With the restarting of the Premiership, even if behind closed doors, we have at last some rugby to talk about and look forward to.
After the enforced protracted break, it’s similar to the start of a new season with many players off the pace of the game. This is not helped by the new interpretation of breakdown laws that referees have just started to enforce in what is effectively three quarters of the way through the season.
Given the short time that players have had to prepare for the re-start, it would have made more sense to have left the game as it was until the beginning of the next season, giving both players and coaches the chance to adapt.
It will take a few games before everybody is back to where they were before lockdown and build a partnership with the number of newly-signed players, whose transfers would usually take place only at the end of season and during pre-season.
Even though I disagree with the need to finish last season, particularly as there have been so many changes in personnel at a number of clubs making it hardly a fair representation of what would or could have happened had the season been completed in the usual time, of course, it’s good to see the game back again, even with more added water breaks.

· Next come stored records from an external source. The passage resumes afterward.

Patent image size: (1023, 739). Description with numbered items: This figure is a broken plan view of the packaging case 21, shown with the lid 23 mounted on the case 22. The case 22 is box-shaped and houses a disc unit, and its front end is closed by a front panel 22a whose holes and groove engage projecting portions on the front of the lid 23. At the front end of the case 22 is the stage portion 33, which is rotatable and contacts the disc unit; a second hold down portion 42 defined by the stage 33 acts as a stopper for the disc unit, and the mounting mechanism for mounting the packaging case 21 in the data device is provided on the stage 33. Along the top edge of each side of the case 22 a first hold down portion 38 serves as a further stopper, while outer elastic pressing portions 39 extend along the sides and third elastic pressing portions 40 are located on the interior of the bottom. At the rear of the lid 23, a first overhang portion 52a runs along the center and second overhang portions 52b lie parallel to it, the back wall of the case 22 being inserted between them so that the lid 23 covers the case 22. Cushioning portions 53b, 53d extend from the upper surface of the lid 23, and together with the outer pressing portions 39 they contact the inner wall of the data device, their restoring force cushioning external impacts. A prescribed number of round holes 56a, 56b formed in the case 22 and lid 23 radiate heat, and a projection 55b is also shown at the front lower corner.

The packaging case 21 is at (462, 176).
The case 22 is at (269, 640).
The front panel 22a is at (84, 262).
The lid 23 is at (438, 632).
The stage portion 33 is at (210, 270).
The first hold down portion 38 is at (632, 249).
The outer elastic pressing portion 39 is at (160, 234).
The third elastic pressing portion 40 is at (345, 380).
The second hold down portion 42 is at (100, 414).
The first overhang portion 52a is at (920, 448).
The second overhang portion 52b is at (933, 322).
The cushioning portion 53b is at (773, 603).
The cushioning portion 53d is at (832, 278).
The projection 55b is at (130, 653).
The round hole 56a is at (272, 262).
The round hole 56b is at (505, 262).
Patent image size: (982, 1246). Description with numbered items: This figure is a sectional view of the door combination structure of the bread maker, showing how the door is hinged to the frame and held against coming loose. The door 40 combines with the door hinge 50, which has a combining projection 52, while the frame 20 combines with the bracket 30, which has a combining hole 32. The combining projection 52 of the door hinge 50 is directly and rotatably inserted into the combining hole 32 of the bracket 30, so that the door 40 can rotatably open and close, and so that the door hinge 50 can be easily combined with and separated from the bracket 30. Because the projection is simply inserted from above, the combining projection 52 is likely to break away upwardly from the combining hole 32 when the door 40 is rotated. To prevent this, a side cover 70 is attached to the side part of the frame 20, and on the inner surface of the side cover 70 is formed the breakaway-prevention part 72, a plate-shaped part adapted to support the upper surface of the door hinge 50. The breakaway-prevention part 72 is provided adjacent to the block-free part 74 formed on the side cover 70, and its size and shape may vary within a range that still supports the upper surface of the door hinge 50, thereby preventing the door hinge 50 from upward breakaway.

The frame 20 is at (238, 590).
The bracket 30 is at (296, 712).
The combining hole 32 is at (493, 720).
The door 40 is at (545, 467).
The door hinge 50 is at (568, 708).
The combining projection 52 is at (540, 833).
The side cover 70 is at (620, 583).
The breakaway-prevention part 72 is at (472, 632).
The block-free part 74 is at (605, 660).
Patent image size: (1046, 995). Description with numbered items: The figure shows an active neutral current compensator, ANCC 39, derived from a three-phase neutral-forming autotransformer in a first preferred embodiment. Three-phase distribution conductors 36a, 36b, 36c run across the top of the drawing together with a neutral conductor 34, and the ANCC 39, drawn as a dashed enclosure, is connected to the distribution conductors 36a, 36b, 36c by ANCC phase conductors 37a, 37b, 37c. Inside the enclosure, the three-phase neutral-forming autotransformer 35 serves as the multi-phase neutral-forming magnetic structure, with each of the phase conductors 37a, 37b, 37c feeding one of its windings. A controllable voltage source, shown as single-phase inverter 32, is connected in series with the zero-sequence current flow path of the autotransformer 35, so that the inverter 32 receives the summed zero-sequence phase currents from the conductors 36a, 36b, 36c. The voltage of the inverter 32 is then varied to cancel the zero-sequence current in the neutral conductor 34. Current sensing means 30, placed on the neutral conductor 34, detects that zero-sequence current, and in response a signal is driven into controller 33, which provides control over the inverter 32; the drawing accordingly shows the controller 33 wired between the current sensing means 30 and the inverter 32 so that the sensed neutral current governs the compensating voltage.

The certainty of Saracens going down should have seen all the other clubs use the opportunity to experiment with some of their young talents but it seems they will be using these games to get established players back up to speed and ‘blood’ the new signings ready for what will be a big season starting this autumn.
One thing these games will show is if the idea of a global season does have a realistic chance of happening with the clubs playing during the time players in this hemisphere are usually taking a break.
Although because of the lockdown, we lack the opportunity to see if the paying public would have embraced rugby in the summer instead of their traditional summer fare, it does give us an insight to how players will cope with the heat at this time of year.
There is no doubt that it would change how the game is played with firmer pitches and less rain-soaked balls disrupting handling, even if last week’s opening game, Quins v Sale, was a wet and sticky affair.
Without the crowds to support their clubs there is a feeling that the restarted game is a bit of a sham rather like the latest autobiography that has been released by Dylan Hartley.
His book, The Hurt, has some interesting views but nothing new, while attempting to justify a career cut short by injury and suspensions.
There is a part of me that can’t help thinking that the injuries and the suspension he received during his career may be linked.
Some have described him as a hard man of the game. I disagree as there is nothing hard about the deliberate acts of violence he designed to seriously injure other players who are trapped in either a ruck or a maul and unable to protect themselves, something he admits he did even at U19s level!
Rugby has always had what could be called a code of acceptable behaviour among players – the odd punch, a bit of over enthusiastic rucking – but there have always been areas that were, and are, unacceptable to all, which includes gouging.
If a team had a known ‘gouger’ he would be subjected to some ferocious rucking throughout the game and without any protection from his own team.
Yes, the game of rugby can sometimes erupt into a mass punch-up, usually if someone oversteps the mark, although not as often in these modern times with citing officials and more cameras identifying the wrong doer.
Hartley protests in the quoted sections that his suspensions were, in part, because the discipline section of the RFU was unfit for purpose and out of date, which is laughable.
Having sat on the panel that banned him for six months for eye gouging in 2007, I disagree.
The current president of the union Jeff Blackett, a High Court judge and former player headed the panel. We watched numerous videos of the incidences (I say incidences because he gouged three people in the same game) and then we took statements from fellow international players who were part of the opposition and victims of his assaults.
It is not unusual for fellow internationals to support each other even when testifying against each other – but this was certainly not the case, with his colleagues calling for a lengthy ban.
The thing is, Hartley wasn’t a bad hooker and didn’t need to use gouging and biting etc, but probably thought he need something extra in his game after admitting he left New Zealand because he said he felt he would not have been good enough to have had a professional rugby career there.
Unfortunately, occasional injuries are something that are a part of the game and have been since its inception, as a walk round the ERIC room at Twickenham on a match day will testify.